After they broke the racial barrier, the owner of the plantation where the family lived and farmed cotton told the Carters they’d get a better education at then all-black schools. He asked them to withdraw. Mae Bertha Carter’s response was to put a record player out on her porch. She played one of President John F. Kennedy’s speeches on civil rights loud enough so the plantation owner could hear it while he spoke to Matthew Carter in the yard. She later referred to the plantation owner’s advice when talking to her husband, saying, “I birthed those children and bore the pain. He cannot tell me what to do about my children.”

The couple faced much opposition not just from the plantation owner but also from the community. Their home was shot up in the middle of the night. Eventually, they were even kicked off the plantation.

While the Carter kids were attending Drew schools, NAACP attorney Marian Wright Edelman represented the family in its challenge to the “freedom of choice” law, and they won the suit in 1969. This knocked down the final barrier to ending school segregation in Mississippi.

Their struggle to get an education and eventually overturn laws that allowed segregation created a tight bond between the Carters.

“After sharing that experience, we all became really, really close,” Deborah Carter Smith said. “We are still really close.”

Gloria Carter Dickerson enrolled in the Drew schools when she was in seventh grade. The Carter children had many bad days at school, but their mother would sing them “freedom songs” to lift their spirits. Pep talks were also common in the Carter home.

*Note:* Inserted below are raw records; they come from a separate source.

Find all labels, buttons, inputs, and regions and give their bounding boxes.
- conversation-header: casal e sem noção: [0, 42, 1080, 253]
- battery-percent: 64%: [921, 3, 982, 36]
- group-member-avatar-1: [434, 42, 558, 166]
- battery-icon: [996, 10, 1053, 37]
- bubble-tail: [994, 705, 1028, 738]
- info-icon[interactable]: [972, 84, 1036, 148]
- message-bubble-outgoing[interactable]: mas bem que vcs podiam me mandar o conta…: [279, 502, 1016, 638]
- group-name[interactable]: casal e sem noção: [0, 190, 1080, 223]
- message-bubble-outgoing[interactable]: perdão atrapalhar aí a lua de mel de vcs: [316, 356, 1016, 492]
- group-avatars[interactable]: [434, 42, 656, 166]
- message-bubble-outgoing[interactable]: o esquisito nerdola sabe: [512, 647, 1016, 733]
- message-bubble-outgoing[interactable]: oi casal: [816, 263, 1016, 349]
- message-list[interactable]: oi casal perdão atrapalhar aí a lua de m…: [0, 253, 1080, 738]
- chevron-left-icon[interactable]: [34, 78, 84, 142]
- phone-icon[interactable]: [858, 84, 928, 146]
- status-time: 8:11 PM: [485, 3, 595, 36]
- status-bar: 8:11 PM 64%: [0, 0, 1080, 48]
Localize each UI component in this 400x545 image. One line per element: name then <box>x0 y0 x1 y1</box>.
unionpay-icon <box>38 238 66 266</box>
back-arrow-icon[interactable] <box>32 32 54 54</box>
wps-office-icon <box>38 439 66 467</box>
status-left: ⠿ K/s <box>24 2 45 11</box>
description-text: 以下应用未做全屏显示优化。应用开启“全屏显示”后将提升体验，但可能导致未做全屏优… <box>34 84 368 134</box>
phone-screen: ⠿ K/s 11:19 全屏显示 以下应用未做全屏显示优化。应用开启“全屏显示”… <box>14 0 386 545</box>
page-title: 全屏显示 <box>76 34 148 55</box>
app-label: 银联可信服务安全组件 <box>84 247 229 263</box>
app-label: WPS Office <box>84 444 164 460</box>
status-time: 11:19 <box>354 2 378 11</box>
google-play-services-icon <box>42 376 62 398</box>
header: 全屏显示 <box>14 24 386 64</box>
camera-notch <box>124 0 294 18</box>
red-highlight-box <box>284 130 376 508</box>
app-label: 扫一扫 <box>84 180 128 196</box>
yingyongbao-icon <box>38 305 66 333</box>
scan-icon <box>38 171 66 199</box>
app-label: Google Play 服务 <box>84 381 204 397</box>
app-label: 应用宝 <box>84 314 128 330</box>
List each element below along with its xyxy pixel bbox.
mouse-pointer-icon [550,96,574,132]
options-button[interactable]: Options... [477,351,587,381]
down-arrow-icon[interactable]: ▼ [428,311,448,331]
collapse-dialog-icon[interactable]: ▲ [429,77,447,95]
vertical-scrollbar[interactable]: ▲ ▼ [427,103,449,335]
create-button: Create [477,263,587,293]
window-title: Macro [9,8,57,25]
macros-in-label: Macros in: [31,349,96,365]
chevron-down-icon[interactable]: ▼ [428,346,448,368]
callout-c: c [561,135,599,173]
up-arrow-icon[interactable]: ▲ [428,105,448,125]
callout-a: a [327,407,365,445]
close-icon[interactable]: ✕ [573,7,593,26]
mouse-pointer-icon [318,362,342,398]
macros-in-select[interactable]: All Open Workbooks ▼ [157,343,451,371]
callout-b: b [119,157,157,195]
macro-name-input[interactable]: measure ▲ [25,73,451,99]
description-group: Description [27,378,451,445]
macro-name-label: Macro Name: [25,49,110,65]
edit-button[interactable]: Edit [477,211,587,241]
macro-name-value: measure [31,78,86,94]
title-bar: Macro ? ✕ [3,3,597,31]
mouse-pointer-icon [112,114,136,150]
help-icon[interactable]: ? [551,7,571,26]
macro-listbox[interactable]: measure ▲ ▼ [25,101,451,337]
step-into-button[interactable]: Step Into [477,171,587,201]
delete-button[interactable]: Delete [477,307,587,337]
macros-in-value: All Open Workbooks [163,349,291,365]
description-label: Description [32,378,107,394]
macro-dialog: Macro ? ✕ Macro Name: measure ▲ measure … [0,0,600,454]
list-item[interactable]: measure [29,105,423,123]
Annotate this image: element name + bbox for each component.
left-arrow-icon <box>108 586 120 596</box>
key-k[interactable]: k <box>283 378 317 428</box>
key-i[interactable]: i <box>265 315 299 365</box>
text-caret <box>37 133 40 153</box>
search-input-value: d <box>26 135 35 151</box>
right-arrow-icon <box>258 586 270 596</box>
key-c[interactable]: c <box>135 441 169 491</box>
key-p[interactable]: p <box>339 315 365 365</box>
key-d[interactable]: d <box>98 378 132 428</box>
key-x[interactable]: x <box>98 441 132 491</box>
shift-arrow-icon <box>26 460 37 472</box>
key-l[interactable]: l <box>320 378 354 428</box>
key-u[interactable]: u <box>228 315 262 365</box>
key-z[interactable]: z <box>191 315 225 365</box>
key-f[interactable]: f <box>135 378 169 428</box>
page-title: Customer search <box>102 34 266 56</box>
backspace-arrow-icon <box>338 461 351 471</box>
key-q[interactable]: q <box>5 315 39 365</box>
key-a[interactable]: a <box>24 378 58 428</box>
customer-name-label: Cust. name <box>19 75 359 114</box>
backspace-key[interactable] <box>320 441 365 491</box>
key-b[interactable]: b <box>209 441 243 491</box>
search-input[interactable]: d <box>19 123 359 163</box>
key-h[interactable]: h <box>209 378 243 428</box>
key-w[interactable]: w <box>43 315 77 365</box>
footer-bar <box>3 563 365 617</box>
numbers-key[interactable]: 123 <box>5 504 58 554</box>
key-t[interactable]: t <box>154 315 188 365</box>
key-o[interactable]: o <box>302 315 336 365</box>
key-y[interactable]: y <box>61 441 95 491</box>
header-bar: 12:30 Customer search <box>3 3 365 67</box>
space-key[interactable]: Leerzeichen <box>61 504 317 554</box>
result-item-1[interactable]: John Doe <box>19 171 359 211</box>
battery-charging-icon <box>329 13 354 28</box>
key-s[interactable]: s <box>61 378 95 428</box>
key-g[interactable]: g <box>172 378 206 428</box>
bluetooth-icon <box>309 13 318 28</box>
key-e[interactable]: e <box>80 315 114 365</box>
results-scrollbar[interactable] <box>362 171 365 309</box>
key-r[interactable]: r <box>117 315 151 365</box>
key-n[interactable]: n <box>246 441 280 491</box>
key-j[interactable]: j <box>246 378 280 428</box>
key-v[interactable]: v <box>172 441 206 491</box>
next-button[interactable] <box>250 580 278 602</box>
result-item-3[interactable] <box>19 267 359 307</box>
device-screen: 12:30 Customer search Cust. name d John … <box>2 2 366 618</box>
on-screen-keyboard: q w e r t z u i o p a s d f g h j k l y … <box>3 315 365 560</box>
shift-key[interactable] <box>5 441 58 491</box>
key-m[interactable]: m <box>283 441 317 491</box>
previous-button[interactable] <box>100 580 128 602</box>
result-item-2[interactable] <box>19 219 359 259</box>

“We would hear all this bad talk,” Dickerson said. “We would hear them say how stupid we were. We didn’t fall for that because Mama would tell just us, ‘You are a great person.’ She let us know how special we were. Her words were powerful enough that we didn’t listen to the others.”

After five years, she graduated and enrolled in Ole Miss and earned a bachelor’s degree in business administration. She became a certified public accountant. After a career with businesses and nonprofits, she retired in 2010 and moved back to Drew.

Gloria Carter Dickerson now runs the Mae Bertha Carter Learning Center in Drew and also the nonprofit We2gether Creating Change, which helps local students with the skills they need to attend college. Her conviction comes from the understanding that her mother was right about the importance of an education.

“She always said education is the key to a good quality of life,” Dickerson said. “My mother rubbed off on me. I believe what she said. Education helped me improve my life. We don’t live in poverty anymore.”

Pearl Carter Owens said receiving her Ole Miss degree allowed her to work for Energy Transfer Partners, which is a Fortune 500 natural gas and propane company, right out of college. She’s grateful her mother was adamant that she attend the university.

“I was recommended to this company by a friend,” Pearl Carter Owens said. “They asked me to come in for an interview. After I arrived, the manager took one look at me and said, ‘If you can get a degree from Ole Miss, I know you can do this job. The job is yours if you want it.’”

This May, she will have been with the company 40 years. She said she believes her mom’s pep talks played a big role in her success.

“My mother always told me how great I am,” she said. “She said when you begin to feel different, look in the mirror and say, ‘I am great.’ She was an amazing mom.”

She said she has always strived to be a supportive parent like her mother was.

Pearl Carter Owens’ daughter, Latoya Green, is an Oxford native, who earned a management information systems degree from Ole Miss in 2002. After college, she went to work in tech for Walmart and designed software for their checkout systems, and maintained it. Today, she works for Amazon.com, where she is responsible for performance of its global retail systems. She is based in Seattle.

She marvels at how much easier getting an education was for her when compared to her mother and the other Carter children in Drew. Latoya Green grew up admiring her grandmother and what she accomplished.

“She was one of the biggest role models in my life,” Green said. “She did so much for us to get here.”